The man was positively identified as 41-year-old Charles Joseph Nunnenman III. Nunnenman was born in Waltham in 1941 and grew up in the Boston area, but he had last been known to be living in Los Angeles, according to the DNA Doe Project’s release. His connection to Ohio remains a mystery.
The release states that Nunnenman, previously known as “Western Reserve John Doe,” was walking on Western Reserve Road in Boardman, Ohio, on Aug. 12, 1982, when he was struck by a car traveling in the same direction. The 18-year-old driver left the scene but later turned herself in. No identification was found on the victim, and the case soon went cold.
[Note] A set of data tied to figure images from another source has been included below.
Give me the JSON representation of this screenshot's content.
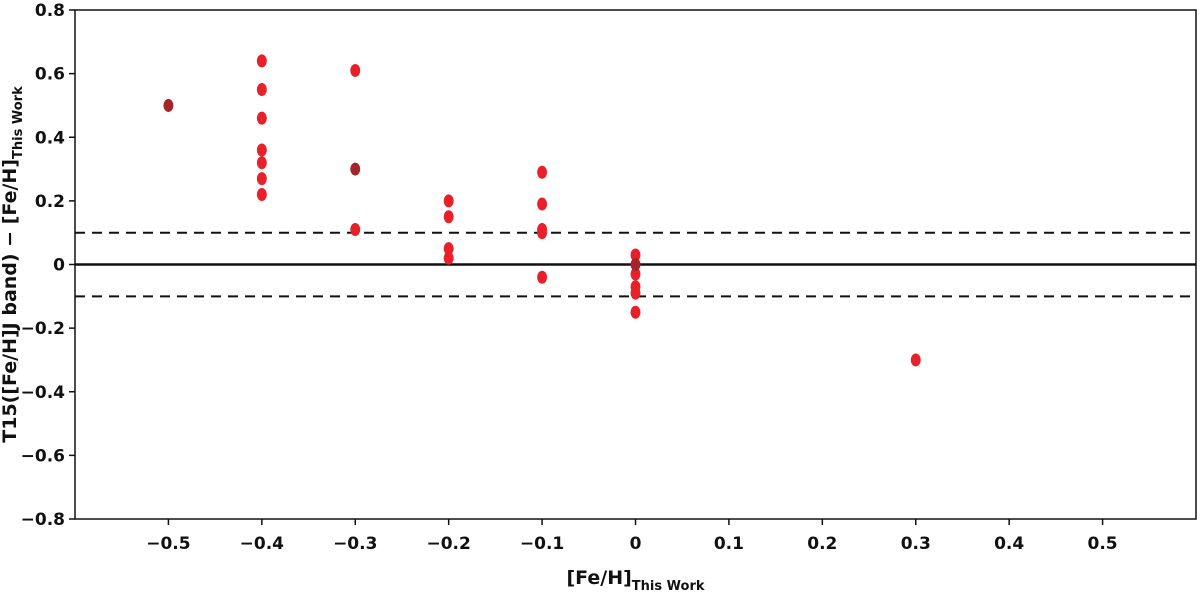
{
  "chart_data": {
    "type": "scatter",
    "title": "",
    "xlabel": {
      "main": "[Fe/H]",
      "sub": "This Work"
    },
    "ylabel": {
      "main": "T15([Fe/H]J band) − [Fe/H]",
      "sub": "This Work"
    },
    "xlim": [
      -0.6,
      0.6
    ],
    "ylim": [
      -0.8,
      0.8
    ],
    "x_ticks": [
      -0.5,
      -0.4,
      -0.3,
      -0.2,
      -0.1,
      0,
      0.1,
      0.2,
      0.3,
      0.4,
      0.5
    ],
    "x_tick_labels": [
      "−0.5",
      "−0.4",
      "−0.3",
      "−0.2",
      "−0.1",
      "0",
      "0.1",
      "0.2",
      "0.3",
      "0.4",
      "0.5"
    ],
    "y_ticks": [
      0.8,
      0.6,
      0.4,
      0.2,
      0,
      -0.2,
      -0.4,
      -0.6,
      -0.8
    ],
    "y_tick_labels": [
      "0.8",
      "0.6",
      "0.4",
      "0.2",
      "0",
      "−0.2",
      "−0.4",
      "−0.6",
      "−0.8"
    ],
    "reference_lines": [
      {
        "y": 0.0,
        "style": "solid"
      },
      {
        "y": 0.1,
        "style": "dashed"
      },
      {
        "y": -0.1,
        "style": "dashed"
      }
    ],
    "series": [
      {
        "color": "#e8202a",
        "points": [
          {
            "x": -0.4,
            "y": 0.64
          },
          {
            "x": -0.4,
            "y": 0.55
          },
          {
            "x": -0.4,
            "y": 0.46
          },
          {
            "x": -0.4,
            "y": 0.36
          },
          {
            "x": -0.4,
            "y": 0.32
          },
          {
            "x": -0.4,
            "y": 0.27
          },
          {
            "x": -0.4,
            "y": 0.22
          },
          {
            "x": -0.3,
            "y": 0.61
          },
          {
            "x": -0.3,
            "y": 0.11
          },
          {
            "x": -0.2,
            "y": 0.2
          },
          {
            "x": -0.2,
            "y": 0.15
          },
          {
            "x": -0.2,
            "y": 0.05
          },
          {
            "x": -0.2,
            "y": 0.02
          },
          {
            "x": -0.1,
            "y": 0.29
          },
          {
            "x": -0.1,
            "y": 0.19
          },
          {
            "x": -0.1,
            "y": 0.11
          },
          {
            "x": -0.1,
            "y": 0.1
          },
          {
            "x": -0.1,
            "y": -0.04
          },
          {
            "x": 0.0,
            "y": 0.03
          },
          {
            "x": 0.0,
            "y": -0.03
          },
          {
            "x": 0.0,
            "y": -0.07
          },
          {
            "x": 0.0,
            "y": -0.09
          },
          {
            "x": 0.0,
            "y": -0.15
          },
          {
            "x": 0.3,
            "y": -0.3
          }
        ]
      },
      {
        "color": "#a5232a",
        "points": [
          {
            "x": -0.5,
            "y": 0.5
          },
          {
            "x": -0.3,
            "y": 0.3
          },
          {
            "x": 0.0,
            "y": 0.0
          }
        ]
      }
    ]
  }
}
The case was reopened by Sheriff’s Investigator James Ciotti in May 2022, and the Mahoning County Sheriff’s Office later brought the case to the DNA Doe Project. Funded by the Porchlight Project, an Ohio nonprofit that funds research on cold cases involving missing persons, genealogists uploaded the victim’s DNA profile to the GEDmatch database. The only matches were very distant relatives, but it was determined that the John Doe had recent ancestry in Ireland.
Experts had better luck with the FamilyTreeDNA database, which found a woman who shared nearly 2% of her DNA with the man. From there, they identified a man born in Ireland in 1836 as a likely ancestor and mapped out his descendants, some of whom had immigrated to Massachusetts. This led them to Nunnenman, whose identity was confirmed by a DNA sample from his niece, Natalie Bauerle of Florida, obtained by the Mahoning County Sheriff’s Office last fall.
According to WKBN, Bauerle stated that her uncle had died before she was born, but her mother, who died in 2020, had asked her for help in searching the internet for information on his whereabouts. Her mother had lost contact with Nunnenman when she got married and moved to Indiana.
“It was kind of like the closure for my mom who never got the closure,” Bauerle told WKBN in a phone interview. Bauerle did not know why her uncle would have been in Ohio.
The Waltham Times wasn’t able to locate any family members of Nunnenman who may still be in the Waltham or Boston area.